Transwell migration assay

Migration assays were performed using 24-well Transwell® culture chambers (Costar, Cambridge, MA). Lower chambers were filled with Dulbecco's modified Eagle medium (DMEM) containing 10% fetal bovine serum (FBS). Equal numbers (3×104) of SW982 human synovial fibroblasts were added to the upper insert in serum-free DMEM. Transwell chambers were incubated at 37°C in a 5% CO2 humidified incubator for 24 h. After incubation, cells that had migrated to the underside of the membrane were fixed in methanol and stained with crystal violet. After imaging, stain was eluted from the cells in 10% acetic acid, and optical density (O.D.) at 570 nm was measured using an ELISA reader (Molecular Devices, Sunnyvale, CA, USA). The migratory ability of cells was assessed in triplicate wells.

Western blotting

SW982 cells were washed with cold PBS, and proteins were extracted using the ProPrep Protein Extraction Kit containing five protease inhibitors (Intron, Seongnam, Korea) at 4°C for 30 min. Protein concentration in cell lysates was measured using the Bio-Rad Bradford assay (Hercules, CA, USA). Equal volumes of denatured protein were separated by SDS-PAGE electrophoresis through a 12% gel and transferred to a polyvinylidene fluoride (PVDF) membrane (Bio-Rad). After blocking in PBS containing 5% nonfat dry milk and 0.1% Tween 20 (PBST) for 1 h, mouse anti-phospho-Erk1/2, anti-Erk1/2, or anti-α-tubulin antibody was applied to the membrane and incubated at 4°C overnight. The membrane was washed with PBST and incubated with HRP-conjugated goat anti-mouse IgG (Jackson ImmunoResearch, West Grove, PA, USA) at room temperature for 2 h.
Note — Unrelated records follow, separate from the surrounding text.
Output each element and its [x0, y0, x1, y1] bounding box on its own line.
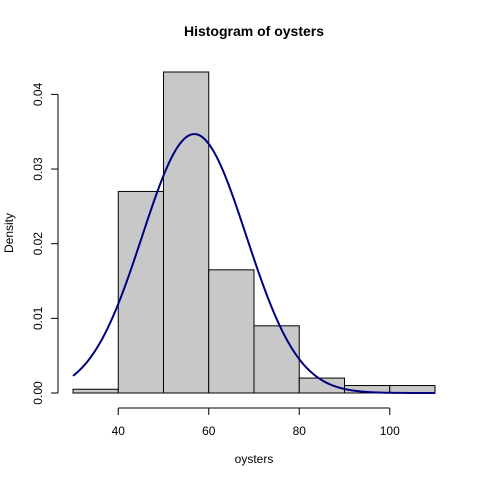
y-tick-label: 0.01 — [31, 306, 45, 330]
y-tick-label: 0.03 — [31, 157, 45, 181]
y-axis-label: Density — [2, 213, 16, 253]
histogram-bar — [253, 325, 300, 394]
x-tick-label: 40 — [112, 424, 126, 438]
density-curve — [72, 133, 435, 394]
y-tick-label: 0.04 — [31, 82, 45, 106]
y-tick-label: 0.00 — [31, 381, 45, 405]
x-axis-label: oysters — [235, 452, 274, 466]
histogram-bar — [208, 269, 255, 394]
x-tick-label: 100 — [380, 424, 400, 438]
histogram-bars — [72, 71, 436, 394]
x-tick-label: 60 — [202, 424, 216, 438]
x-axis: 40 60 80 100 — [112, 407, 400, 438]
histogram-bar — [163, 71, 210, 394]
y-axis: 0.00 0.01 0.02 0.03 0.04 — [31, 82, 59, 405]
x-tick-label: 80 — [293, 424, 307, 438]
y-tick-label: 0.02 — [31, 232, 45, 256]
chart-title: Histogram of oysters — [184, 23, 324, 39]
histogram-bar — [72, 388, 119, 394]
histogram-bar — [117, 190, 164, 394]
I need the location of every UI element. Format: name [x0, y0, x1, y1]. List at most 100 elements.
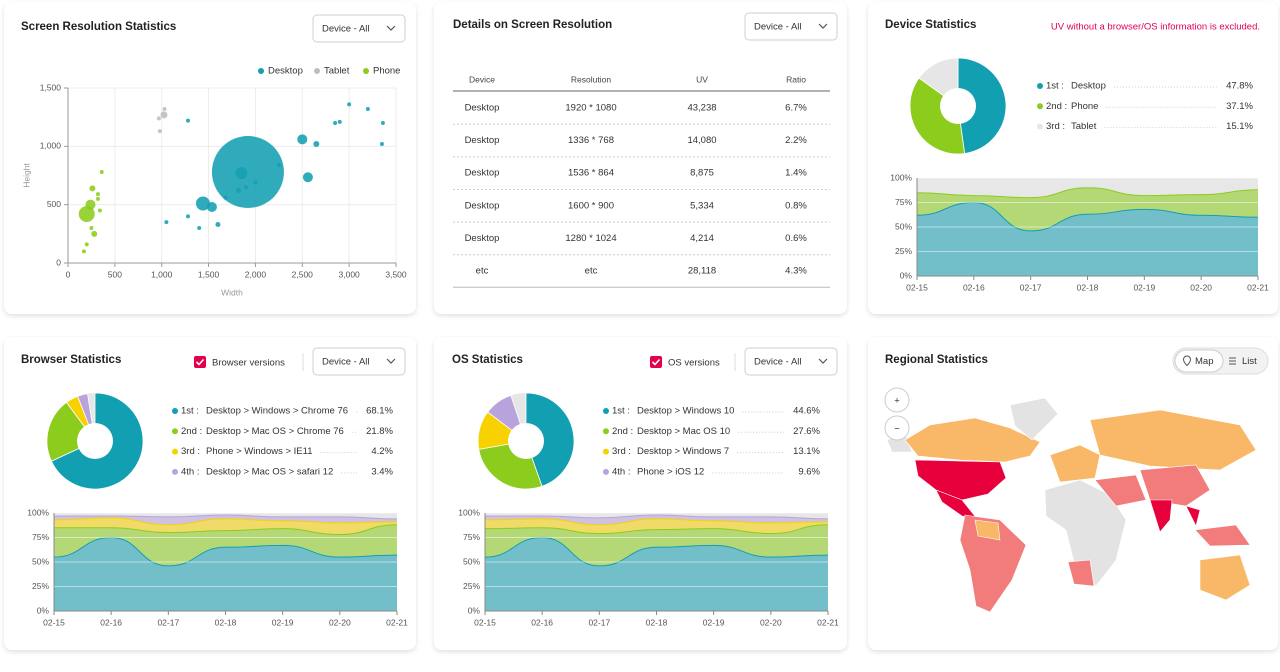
x-tick-label: 02-21	[1247, 282, 1269, 292]
panel-title: Device Statistics	[885, 19, 976, 31]
bubble	[162, 107, 167, 111]
x-tick-label: 02-19	[1133, 282, 1155, 292]
dropdown-label: Device - All	[754, 22, 802, 33]
y-tick-label: 25%	[32, 581, 49, 591]
dropdown[interactable]	[312, 347, 406, 376]
y-tick-label: 25%	[895, 246, 912, 256]
legend-value: 47.8%	[1226, 81, 1253, 92]
table-header: UV	[696, 74, 708, 84]
legend-label: Desktop > Windows 10	[637, 406, 734, 417]
region	[1194, 524, 1251, 547]
table-cell: etc	[585, 266, 598, 277]
zoom-label: +	[894, 396, 900, 407]
bubble	[206, 202, 217, 212]
area-line	[484, 518, 829, 526]
area-line	[484, 524, 829, 535]
bubble	[160, 111, 168, 119]
bubble	[195, 196, 210, 211]
table-cell: 1.4%	[785, 168, 807, 179]
dropdown[interactable]	[744, 347, 838, 376]
bubble	[302, 172, 313, 183]
legend-rank: 1st :	[1046, 81, 1064, 92]
legend-swatch	[603, 468, 609, 475]
x-tick-label: 02-20	[760, 617, 782, 627]
bubble	[97, 208, 102, 213]
legend-swatch	[172, 468, 178, 475]
bubble	[78, 206, 95, 222]
toggle-label: List	[1242, 356, 1257, 367]
legend-value: 44.6%	[793, 406, 820, 417]
table-cell: 43,238	[687, 103, 716, 114]
check	[651, 358, 661, 366]
legend-label: Desktop > Mac OS > Chrome 76	[206, 426, 344, 437]
zoom-button[interactable]	[884, 387, 910, 413]
checkbox[interactable]	[650, 356, 662, 368]
y-tick-label: 0	[56, 257, 61, 267]
pie-hole	[77, 423, 113, 459]
bubble	[215, 222, 221, 227]
x-tick-label: 02-17	[588, 617, 610, 627]
table-cell: 5,334	[690, 200, 714, 211]
x-tick-label: 500	[108, 269, 122, 279]
legend-value: 68.1%	[366, 406, 393, 417]
legend-swatch	[1037, 83, 1043, 89]
x-tick-label: 3,000	[339, 269, 361, 279]
x-tick-label: 3,500	[385, 269, 407, 279]
legend-rank: 4th :	[181, 466, 200, 477]
table-cell: Desktop	[465, 233, 500, 244]
x-tick-label: 02-20	[1190, 282, 1212, 292]
card	[4, 2, 416, 314]
bubble	[89, 226, 94, 230]
table-cell: 14,080	[687, 135, 716, 146]
chevron	[386, 25, 396, 31]
panel-title: Screen Resolution Statistics	[21, 21, 176, 33]
area	[485, 518, 828, 534]
y-tick-label: 50%	[895, 221, 912, 231]
x-tick-label: 02-18	[215, 617, 237, 627]
bubble	[276, 163, 281, 167]
bubble	[89, 185, 96, 192]
x-tick-label: 2,000	[245, 269, 267, 279]
legend-swatch	[172, 428, 178, 435]
chevron	[818, 358, 828, 364]
checkbox[interactable]	[194, 356, 206, 368]
bubble	[164, 220, 169, 225]
legend-swatch	[603, 408, 609, 414]
area	[485, 537, 828, 611]
checkbox-label: OS versions	[668, 358, 720, 369]
legend-value: 3.4%	[371, 466, 393, 477]
region	[1044, 479, 1127, 587]
bubble	[185, 214, 190, 219]
region	[1094, 474, 1147, 507]
x-tick-label: 0	[66, 269, 71, 279]
bubble	[99, 170, 104, 174]
bubble	[211, 136, 284, 208]
dropdown[interactable]	[744, 12, 838, 41]
table-cell: 1600 * 900	[568, 200, 614, 211]
x-axis-label: Width	[221, 287, 243, 297]
area	[917, 187, 1258, 231]
table-cell: Desktop	[465, 168, 500, 179]
list-icon[interactable]	[1229, 357, 1236, 365]
panel-title: Details on Screen Resolution	[453, 19, 612, 31]
area-line	[916, 187, 1259, 199]
legend-value: 21.8%	[366, 426, 393, 437]
x-tick-label: 02-19	[272, 617, 294, 627]
area	[917, 202, 1258, 276]
table-header: Resolution	[571, 74, 611, 84]
x-tick-label: 02-18	[646, 617, 668, 627]
region	[1049, 444, 1101, 483]
x-tick-label: 02-17	[1020, 282, 1042, 292]
pie-slice	[525, 392, 575, 487]
dropdown[interactable]	[312, 14, 406, 43]
y-tick-label: 0%	[468, 605, 481, 615]
table-cell: etc	[476, 266, 489, 277]
zoom-button[interactable]	[884, 415, 910, 441]
x-tick-label: 02-17	[157, 617, 179, 627]
region	[1067, 559, 1095, 587]
bubble	[244, 185, 249, 190]
table-cell: 1280 * 1024	[565, 233, 616, 244]
legend-label: Phone	[373, 66, 400, 77]
legend-label: Desktop > Windows 7	[637, 446, 729, 457]
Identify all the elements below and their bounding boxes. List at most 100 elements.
Proteins were detected using an Amersham ECL system (GE Healthcare, Buckinghamshire, UK) and LAS-3000 imaging system (Fujifilm).

Statistical analysis

All values were analyzed with an unpaired Student's t-test. Statistical analyses were performed using GraphPad Prism 5 (GraphPad Software, La Jolla, CA, USA). P values < 0.05 were considered statistically significant in a two-tailed t-test.

Footnotes

CONFLICTS OF INTEREST

The authors state no conflict of interest.

GRANT SUPPORT

This work was supported by Korea Drug Development Fund (KDDF) funded by Ministry of Science, ICT and Future Planning, Ministry of Trade, Industry & Energy and Ministry of Health & Welfare (KDDF-201404-04, Republic of Korea).